The Problem: Your translation is worse than you think.
While the market for translation agencies is pretty decent, the main problem with translators is their lack of knowledge about crypto and blockchain. Even if your website, article or press release gets translated, does not mean that it also makes sense. Especially in very specific technical topics like blockchain and cryptocurrency, translations are often poorly done, meaning they are translated word by word. Our years of experience show that this leads to customers losing trust in your project.
The Solution: ChainsTranslates. Translations, done better.
So why should you choose us to translate your website, whitepaper or press release? Our Founder & CEO Markus has been running a news website about crypto and blockchain for 4 years. Having many customers paying for sponsored posts, he noticed how poorly these articles are translated. Many times with automated tools like Google Translate. Which may be good enough for a normal text, but in no case for a specific topic like crypto.

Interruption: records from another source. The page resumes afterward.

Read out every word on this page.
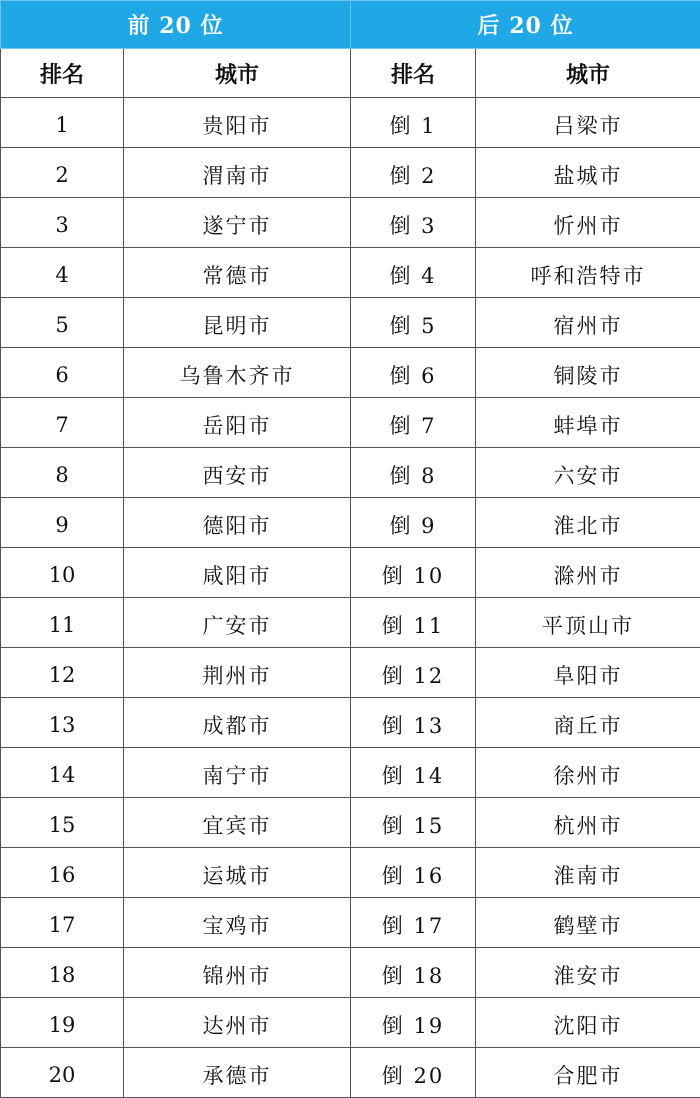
前 20 位		后 20 位	
排名	城市	排名	城市
1	贵阳市	倒 1	吕梁市
2	渭南市	倒 2	盐城市
3	遂宁市	倒 3	忻州市
4	常德市	倒 4	呼和浩特市
5	昆明市	倒 5	宿州市
6	乌鲁木齐市	倒 6	铜陵市
7	岳阳市	倒 7	蚌埠市
8	西安市	倒 8	六安市
9	德阳市	倒 9	淮北市
10	咸阳市	倒 10	滁州市
11	广安市	倒 11	平顶山市
12	荆州市	倒 12	阜阳市
13	成都市	倒 13	商丘市
14	南宁市	倒 14	徐州市
15	宜宾市	倒 15	杭州市
16	运城市	倒 16	淮南市
17	宝鸡市	倒 17	鹤壁市
18	锦州市	倒 18	淮安市
19	达州市	倒 19	沈阳市
20	承德市	倒 20	合肥市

In addition, Markus has been a crypto enthusiast since 2017 when he first discovered Bitcoin. Thousands of hours of research and investing later, every specific word comes from memory – in English and German. Combine that with our passion for writing and voilà – you got the perfect recipe for ChainsTranslate.
Let us give you some examples of poorly translated terms and phrases that we have stumbled upon in the last years:
“Orderbook” translated as “Kassabuch“
While the order book describes the sells and orders on a centralized exchange for an example, the German word “Kassabuch” describes the documented revenues and expenses. More suited would be Auftragsbuch.

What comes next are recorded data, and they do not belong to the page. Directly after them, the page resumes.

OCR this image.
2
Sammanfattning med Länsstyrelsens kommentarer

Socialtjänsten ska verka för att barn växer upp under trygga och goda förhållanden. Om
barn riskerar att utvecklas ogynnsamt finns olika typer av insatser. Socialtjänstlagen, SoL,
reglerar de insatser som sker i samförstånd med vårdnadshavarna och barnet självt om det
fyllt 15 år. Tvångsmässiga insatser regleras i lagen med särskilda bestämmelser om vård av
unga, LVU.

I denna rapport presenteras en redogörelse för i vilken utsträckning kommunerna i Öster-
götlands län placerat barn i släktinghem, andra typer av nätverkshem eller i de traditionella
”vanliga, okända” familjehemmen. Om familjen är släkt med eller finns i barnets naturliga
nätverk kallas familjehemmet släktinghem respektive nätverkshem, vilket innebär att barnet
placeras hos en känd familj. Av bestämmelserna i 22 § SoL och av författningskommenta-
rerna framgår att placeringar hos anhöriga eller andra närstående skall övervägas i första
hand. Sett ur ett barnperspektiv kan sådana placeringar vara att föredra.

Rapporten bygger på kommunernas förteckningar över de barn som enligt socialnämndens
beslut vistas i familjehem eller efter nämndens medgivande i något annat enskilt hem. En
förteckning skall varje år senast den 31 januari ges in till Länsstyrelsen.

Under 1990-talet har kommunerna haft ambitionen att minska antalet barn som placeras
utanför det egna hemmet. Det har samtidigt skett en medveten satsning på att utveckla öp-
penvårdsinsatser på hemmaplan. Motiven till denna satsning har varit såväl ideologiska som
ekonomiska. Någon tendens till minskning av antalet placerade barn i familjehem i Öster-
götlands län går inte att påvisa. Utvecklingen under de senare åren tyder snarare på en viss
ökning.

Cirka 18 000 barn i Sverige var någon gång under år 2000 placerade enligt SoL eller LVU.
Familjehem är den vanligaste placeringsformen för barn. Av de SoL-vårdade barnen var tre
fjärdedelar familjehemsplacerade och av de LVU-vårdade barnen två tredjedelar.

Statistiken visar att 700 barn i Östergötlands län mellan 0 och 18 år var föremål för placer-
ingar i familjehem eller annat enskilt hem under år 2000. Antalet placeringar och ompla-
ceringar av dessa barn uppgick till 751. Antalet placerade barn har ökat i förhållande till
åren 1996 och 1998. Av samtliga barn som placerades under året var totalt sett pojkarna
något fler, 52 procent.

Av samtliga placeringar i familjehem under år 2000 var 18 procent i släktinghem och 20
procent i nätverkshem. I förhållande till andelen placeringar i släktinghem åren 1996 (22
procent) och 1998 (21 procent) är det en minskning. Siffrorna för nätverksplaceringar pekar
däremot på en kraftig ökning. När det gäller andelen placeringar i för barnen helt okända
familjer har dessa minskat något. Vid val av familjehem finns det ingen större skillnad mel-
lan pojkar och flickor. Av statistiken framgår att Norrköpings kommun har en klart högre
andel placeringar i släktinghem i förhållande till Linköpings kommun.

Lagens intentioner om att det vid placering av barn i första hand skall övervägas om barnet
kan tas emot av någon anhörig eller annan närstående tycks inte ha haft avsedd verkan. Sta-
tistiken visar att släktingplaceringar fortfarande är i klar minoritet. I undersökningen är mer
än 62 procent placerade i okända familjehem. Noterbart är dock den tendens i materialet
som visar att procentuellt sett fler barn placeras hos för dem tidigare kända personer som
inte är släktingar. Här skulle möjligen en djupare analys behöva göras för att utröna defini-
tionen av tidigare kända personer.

“Bitcoin short” translated as “Bitcoin Kurzfilm“
For everyone in crypto, to short Bitcoin means to bet on the price of the asset going down. But somehow it was translated as Bitcoin Kurzfilm, which basically means a short movie about Bitcoin.

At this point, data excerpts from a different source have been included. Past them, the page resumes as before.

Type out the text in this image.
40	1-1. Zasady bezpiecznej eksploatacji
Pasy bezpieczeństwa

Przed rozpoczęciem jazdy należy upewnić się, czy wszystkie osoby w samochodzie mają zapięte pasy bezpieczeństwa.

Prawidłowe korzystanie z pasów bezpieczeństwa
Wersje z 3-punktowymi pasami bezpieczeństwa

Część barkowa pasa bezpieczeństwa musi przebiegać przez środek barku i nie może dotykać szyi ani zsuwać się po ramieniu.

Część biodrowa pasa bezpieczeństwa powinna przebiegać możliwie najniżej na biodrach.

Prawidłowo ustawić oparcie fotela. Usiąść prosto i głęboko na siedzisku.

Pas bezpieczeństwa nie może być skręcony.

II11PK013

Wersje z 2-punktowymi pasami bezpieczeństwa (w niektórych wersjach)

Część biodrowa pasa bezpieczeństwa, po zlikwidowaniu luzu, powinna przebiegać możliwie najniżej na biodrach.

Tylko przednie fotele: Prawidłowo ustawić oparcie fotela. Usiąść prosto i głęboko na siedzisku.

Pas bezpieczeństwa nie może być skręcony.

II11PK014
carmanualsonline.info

“Coin” translated as “Münze“
While this may seem right at first glance, as it is translated correctly, it just doesn’t make sense while talking about cryptocurrency. A “Münze” is a physical coin you can pay with at the store, not something you transfer through the blockchain or provide liquidity on a DEX with. A better fitted translation would be “Digitale Währung”.
“Crypto Trader” translated as “Krypto-Händler“
This is a classic example of why word by word translations sometimes just don’t make any sense. A “Händler” is someone selling fruits on the street, or an online merchant. It can mean many things, but not someone longing or shorting cryptocurrencies on an exchange.
But it’s not only individual words or phrases that get translated incorrectly or in a wrong context. Often full sentences are hard to read as they are translated word by word. Which makes no sense, as not every language works the same way. Online Software Translators are good at translating word by word, but struggle to understand the complete meaning of the sentence.
These are just a few short examples to give you an idea of what the problem is – problems that won’t happen if you choose us to translate your press release, Whitepaper or whatever you need.